GAZA SKY GEEKS

Gaza tech hub builds start-ups behind the blockade

BY ABBY SEWELL

For tech-savvy young Gazans like Saleem Summour, the fibre-optic cable running underground is a lifeline. Travel restrictions amid the continuing blockade of the territory have curtailed Summour’s ability to seek work outside of Gaza, but having access to high-speed internet means he can find work online. He has freelanced as a web developer since 2011 and launched his first start-up in 2013.

But his connections—and his ability to reach outside the local market—were limited.

“I was always thinking how can I expand outside of Gaza? How can I go to the Arab market?” Summour says.

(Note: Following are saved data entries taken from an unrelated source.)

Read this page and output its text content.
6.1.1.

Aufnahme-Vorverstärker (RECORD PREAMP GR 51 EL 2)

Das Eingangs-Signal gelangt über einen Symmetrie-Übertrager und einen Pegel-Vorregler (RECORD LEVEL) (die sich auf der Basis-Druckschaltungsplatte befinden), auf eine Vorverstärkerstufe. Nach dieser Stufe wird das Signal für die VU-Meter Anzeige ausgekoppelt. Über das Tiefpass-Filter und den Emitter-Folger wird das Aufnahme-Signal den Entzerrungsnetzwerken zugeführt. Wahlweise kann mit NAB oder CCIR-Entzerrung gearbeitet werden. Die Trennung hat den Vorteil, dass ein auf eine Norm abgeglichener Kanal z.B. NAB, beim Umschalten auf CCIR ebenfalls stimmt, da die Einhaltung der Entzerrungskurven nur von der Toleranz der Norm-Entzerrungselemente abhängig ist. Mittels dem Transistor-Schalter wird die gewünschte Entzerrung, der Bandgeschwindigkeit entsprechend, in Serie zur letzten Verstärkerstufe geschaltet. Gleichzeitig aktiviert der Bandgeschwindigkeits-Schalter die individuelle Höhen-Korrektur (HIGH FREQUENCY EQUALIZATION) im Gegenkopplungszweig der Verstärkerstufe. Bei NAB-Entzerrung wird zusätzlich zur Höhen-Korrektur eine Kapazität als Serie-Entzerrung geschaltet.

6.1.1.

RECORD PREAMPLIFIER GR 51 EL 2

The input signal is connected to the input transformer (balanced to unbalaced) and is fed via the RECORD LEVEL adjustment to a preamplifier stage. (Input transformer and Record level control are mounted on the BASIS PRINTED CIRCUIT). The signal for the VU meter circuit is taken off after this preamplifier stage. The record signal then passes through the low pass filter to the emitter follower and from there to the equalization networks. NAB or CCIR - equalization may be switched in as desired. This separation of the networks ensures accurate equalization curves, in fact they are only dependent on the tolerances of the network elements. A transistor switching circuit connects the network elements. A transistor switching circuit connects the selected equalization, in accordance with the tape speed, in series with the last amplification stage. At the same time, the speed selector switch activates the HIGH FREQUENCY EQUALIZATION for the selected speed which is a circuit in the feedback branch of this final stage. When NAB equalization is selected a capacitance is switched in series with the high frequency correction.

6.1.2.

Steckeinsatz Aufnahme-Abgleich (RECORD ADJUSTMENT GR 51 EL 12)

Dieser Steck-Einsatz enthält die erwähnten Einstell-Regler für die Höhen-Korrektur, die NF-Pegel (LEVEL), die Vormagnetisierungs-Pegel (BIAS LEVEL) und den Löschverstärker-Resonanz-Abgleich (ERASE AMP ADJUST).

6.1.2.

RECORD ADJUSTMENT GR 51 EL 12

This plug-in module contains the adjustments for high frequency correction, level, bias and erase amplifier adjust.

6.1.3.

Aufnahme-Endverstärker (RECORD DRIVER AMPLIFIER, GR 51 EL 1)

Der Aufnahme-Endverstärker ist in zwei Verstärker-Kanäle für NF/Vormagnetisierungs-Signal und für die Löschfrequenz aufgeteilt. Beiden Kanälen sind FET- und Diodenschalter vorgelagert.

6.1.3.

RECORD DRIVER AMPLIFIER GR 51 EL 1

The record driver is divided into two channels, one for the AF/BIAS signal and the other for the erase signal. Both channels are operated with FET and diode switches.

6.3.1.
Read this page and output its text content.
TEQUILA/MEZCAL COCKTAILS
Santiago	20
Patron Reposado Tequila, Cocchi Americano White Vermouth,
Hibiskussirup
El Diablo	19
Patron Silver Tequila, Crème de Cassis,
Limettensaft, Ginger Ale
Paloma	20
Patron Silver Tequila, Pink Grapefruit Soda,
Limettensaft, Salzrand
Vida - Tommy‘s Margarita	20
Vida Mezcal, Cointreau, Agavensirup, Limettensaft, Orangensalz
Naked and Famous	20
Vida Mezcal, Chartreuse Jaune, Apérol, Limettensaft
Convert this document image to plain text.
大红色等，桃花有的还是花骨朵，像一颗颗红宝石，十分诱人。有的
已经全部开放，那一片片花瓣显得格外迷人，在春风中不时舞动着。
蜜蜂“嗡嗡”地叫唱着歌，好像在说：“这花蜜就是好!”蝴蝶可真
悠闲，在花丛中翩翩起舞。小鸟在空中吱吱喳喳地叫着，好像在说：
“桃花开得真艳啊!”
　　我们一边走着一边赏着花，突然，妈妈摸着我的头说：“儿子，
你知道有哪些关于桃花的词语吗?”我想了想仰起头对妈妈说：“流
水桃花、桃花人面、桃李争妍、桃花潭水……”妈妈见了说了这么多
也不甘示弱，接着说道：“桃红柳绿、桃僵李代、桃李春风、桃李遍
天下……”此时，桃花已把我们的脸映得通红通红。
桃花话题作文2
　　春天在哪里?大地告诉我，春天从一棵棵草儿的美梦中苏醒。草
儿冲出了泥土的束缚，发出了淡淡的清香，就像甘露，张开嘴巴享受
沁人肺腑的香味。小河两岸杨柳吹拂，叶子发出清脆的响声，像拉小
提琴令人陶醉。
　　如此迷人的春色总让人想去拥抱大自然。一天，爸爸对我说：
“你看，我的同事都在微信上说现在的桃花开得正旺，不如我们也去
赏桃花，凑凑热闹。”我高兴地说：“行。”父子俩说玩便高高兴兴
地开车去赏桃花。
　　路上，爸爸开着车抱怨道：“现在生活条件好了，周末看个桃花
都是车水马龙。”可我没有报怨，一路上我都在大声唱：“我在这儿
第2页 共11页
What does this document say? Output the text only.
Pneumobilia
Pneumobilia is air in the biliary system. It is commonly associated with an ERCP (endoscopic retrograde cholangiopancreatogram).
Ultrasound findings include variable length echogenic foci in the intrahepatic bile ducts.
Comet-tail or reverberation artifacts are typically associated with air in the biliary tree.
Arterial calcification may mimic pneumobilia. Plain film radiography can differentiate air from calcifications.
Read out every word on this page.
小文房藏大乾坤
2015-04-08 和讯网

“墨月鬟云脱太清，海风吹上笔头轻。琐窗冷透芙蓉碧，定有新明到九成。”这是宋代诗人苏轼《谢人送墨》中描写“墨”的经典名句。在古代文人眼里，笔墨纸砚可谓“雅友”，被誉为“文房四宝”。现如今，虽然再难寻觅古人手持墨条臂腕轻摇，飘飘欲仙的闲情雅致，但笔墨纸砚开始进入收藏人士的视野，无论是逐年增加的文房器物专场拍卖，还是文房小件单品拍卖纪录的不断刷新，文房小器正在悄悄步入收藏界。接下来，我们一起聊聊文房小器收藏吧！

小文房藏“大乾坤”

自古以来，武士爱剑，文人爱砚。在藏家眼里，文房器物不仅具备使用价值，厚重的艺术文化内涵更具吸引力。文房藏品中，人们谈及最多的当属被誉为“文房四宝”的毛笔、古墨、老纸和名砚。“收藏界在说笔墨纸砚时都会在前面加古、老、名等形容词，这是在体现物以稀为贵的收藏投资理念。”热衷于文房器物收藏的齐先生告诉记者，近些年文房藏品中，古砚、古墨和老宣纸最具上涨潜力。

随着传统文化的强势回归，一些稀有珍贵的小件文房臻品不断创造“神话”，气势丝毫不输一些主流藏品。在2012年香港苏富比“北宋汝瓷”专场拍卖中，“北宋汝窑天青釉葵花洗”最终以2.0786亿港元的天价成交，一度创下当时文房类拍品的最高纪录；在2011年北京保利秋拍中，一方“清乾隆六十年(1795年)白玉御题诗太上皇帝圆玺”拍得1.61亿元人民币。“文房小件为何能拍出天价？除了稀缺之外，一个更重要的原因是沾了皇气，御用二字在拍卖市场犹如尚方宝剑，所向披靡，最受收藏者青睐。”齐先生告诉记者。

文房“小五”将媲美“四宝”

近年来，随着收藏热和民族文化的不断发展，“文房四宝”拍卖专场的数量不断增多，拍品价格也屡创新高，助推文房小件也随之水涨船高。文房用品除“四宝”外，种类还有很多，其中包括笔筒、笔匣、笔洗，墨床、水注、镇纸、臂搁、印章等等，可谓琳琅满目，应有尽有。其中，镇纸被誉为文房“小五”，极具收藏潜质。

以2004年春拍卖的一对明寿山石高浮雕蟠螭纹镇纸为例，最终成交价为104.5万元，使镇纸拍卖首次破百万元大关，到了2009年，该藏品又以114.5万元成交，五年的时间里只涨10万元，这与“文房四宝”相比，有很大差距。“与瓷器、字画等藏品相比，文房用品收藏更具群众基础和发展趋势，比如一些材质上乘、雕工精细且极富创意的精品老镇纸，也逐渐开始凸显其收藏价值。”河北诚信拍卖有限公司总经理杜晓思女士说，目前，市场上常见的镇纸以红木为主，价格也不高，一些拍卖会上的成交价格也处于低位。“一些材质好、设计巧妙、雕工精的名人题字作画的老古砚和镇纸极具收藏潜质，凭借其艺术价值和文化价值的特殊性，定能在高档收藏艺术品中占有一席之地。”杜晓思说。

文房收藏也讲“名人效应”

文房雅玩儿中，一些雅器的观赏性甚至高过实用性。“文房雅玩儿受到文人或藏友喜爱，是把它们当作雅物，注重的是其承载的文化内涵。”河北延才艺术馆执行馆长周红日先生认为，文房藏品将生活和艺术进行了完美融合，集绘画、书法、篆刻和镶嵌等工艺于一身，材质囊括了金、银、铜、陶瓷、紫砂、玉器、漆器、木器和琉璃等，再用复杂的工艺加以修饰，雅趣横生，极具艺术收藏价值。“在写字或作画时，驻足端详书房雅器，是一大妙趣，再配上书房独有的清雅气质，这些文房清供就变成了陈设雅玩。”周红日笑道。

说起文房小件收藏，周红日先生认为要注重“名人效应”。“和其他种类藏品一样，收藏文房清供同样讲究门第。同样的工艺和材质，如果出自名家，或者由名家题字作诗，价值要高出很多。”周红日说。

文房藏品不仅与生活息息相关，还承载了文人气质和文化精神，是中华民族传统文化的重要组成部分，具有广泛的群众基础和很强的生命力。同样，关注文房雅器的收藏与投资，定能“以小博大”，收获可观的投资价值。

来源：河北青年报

He got his chance through Gaza Sky Geeks. The tech hub, launched in 2011 by the international NGO Mercy Corps with seed funding from Google, is one of the oldest and most comprehensive nodes in Gaza’s growing tech scene. The programme’s main centre in Gaza City hosts a co-working space, a coding academy, training for freelancers, and a start-up accelerator programme.

As Gaza has only eight hours a day of electricity—an improvement, Summour says, from the recent past when it was four hours— the 24-hour electricity provided by the centre’s generator is a boon for freelancers. More importantly, the centre offers access to training and mentoring that can be hard to come by in Gaza.

A 2018 World Bank report on the tech landscape in Palestine noted that the territories host some 20 tech accelerators and that the number of start-ups is expanding rapidly. But it noted that the founders, while many are highly educated, “tend to be young and with little experience.”

Gaza Sky Geeks’ American director Ryan Sturgill says the difficulty of travel makes gaining that experience a particular challenge. For Gazans to leave the territory via the Israeli-controlled Erez crossing requires permission from the State of Israel, which is often denied, and the Rafah crossing into Egypt is frequently closed.

Gaza Sky Geeks’ American director Ryan Sturgill

“You have access to all the resources of the internet but that’s not, at the end of the day, a substitute for real world experience,” he says. Gaza Sky Geeks, he adds, aims to bridge the gap.

Mohammed Mortaga, a third-year computer engineering student at the Islamic University of Gaza, says he is discouraged by the post-graduation prospects for web developers like him in Gaza. “You can find a job here and find a full-time job, but most of the jobs you find will be at a monthly salary of $400 or $500 which is really, really low compared to worldwide,” he says.

After dropping by one of the weekly coding workshops at Gaza Sky Geeks, Mortaga was excited to find a community of fellow tech enthusiasts and the chance to learn from more experienced developers.

“I was like, this is the place I’ve been seeking for years,” he says. “Immediately, I dropped the semester in the university and signed up for the Code Academy,” a boot camp that teaches coding skills.

Now he’s back in school, working as a freelance backend developer, and giving introductory coding workshops as a volunteer at Gaza Sky Geeks.

The organisation also offers guidance to freelancers working in non-tech fields. Maha Shaath, a freelance English translator living in Khan Younis, south of Gaza City, says that since graduating university in 2012 she had struggled to find clients. “I had little knowledge of how to get a job,” she says.

In Gaza Sky Geeks’ freelancer academy, Shaath says, she learned new marketing strategies that helped her land two new steady clients.

Summour, for his part, has participated in a number of the centre’s programmes since 2013. Last year, his start-up, Lavender—an automated Arabic website builder and marketplace for Arabic WordPress themes—was selected for the accelerator programme.

At the end of the 16-week programme, he joined nine other start-ups on a roadshow with stops in Istanbul, Cairo, Manama, Amman, Dubai and Berlin.

The tour helped the start-up to land an offer, Summour says, and he and his partner are now close to completing the investment round. Summour attributes the project’s progress to the connections he made through Gaza Sky Geeks.

“If I had to do it by myself,” he says, “I would need many years to do what we achieved in less than one.”